Calories 370, total fat 38 G., saturated fats 21 G., proteins 7 G., carbohydrates 16 G., fiber 2 G., cholesterol 140 mg, sodium 260 mg, sugar 3 G.
This dessert has everything that makes cheesecake so beloved: it's tender, creamy, slightly tart, and pleasantly sweet. Yet, it contains only 3 grams of sugar per serving and half the carbs of a regular slice of cheesecake. It's the perfect dessert for those watching their weight or limiting their sugar intake.

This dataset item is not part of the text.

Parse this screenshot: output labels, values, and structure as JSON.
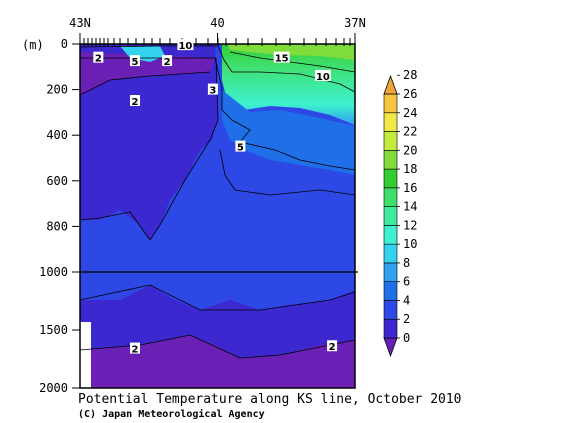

The recipes use measuring containers with the following volumes:
1 glass (st.) - 250 ml.
3/4 cup (st.) - 180 ml.
2/3 cup (st.) - 160 ml.
1/2 cup (st.) - 125 ml.
1/3 cup (st.) - 80 ml.
1/4 cup (st.) - 60 ml.
1 tablespoon (tbsp) - 15 ml.
1 teaspoon (tsp) - 5 ml.
1/5 teaspoon (tsp) - 1 ml.
1 glass (st.) - 250 ml.
3/4 cup (st.) - 180 ml.
2/3 cup (st.) - 160 ml.
1/2 cup (st.) - 125 ml.
1/3 cup (st.) - 80 ml.
1/4 cup (st.) - 60 ml.
1 tablespoon (tbsp) - 15 ml.
1 teaspoon (tsp) - 5 ml.
1/5 teaspoon (tsp) - 1 ml.
Ingredients for the recipe:
Cake
- Cooking spray
- 3/4 cup almond flour or finely ground almonds
- 0.5 cup fine coconut flakes or coconut flour
- 1/4 cup unsweetened coconut flakes, toasted
- 1/4 tsp ground cinnamon
- 110 g unsalted butter, melted
- A pinch of coarse salt
- Special equipment: springform pan measuring 22 cm.
Cheesecake
- 3 packages of cream cheese, 220 g each, at room temperature
- 1 and 1/4 cups erythritol
- 3/4 cup sour cream
- 1 vanilla pod, cut in half lengthwise, seeds scraped out
- Zest of half a lemon
- A pinch of coarse salt
- 3 large eggs at room temperature
We recommend
Recipes with similar ingredients: almond flour, coconut flakes, cream cheese, sugar substitute, eggs, sour cream, lemon zest, cinnamon
Cooking the dish according to the recipe:
- Preheat oven to 350°F (160°C). Line the outside of a springform pan with foil. Lightly spray the inside of the pan with cooking spray.
- Cake:
In a medium bowl, combine the almond and coconut flours, coconut flakes, cinnamon, butter, and salt. Using damp hands, spoon the dough into the bottom of the prepared pan and press it into an even layer, pushing it up the sides by 1 cm. Refrigerate while you prepare the filling. - Cheesecake:
Combine the cream cheese, erythritol, sour cream, vanilla seeds, lemon zest, and salt in a food processor and blend until smooth. Add the eggs one at a time, beating after each addition. - Spread the filling over the crust and bake the cheesecake until the edges are set but the center is still slightly jiggly, about 1.5 hours. Remove the cheesecake from the oven and let it cool completely at room temperature. Refrigerate until completely set, at least 4 hours or overnight.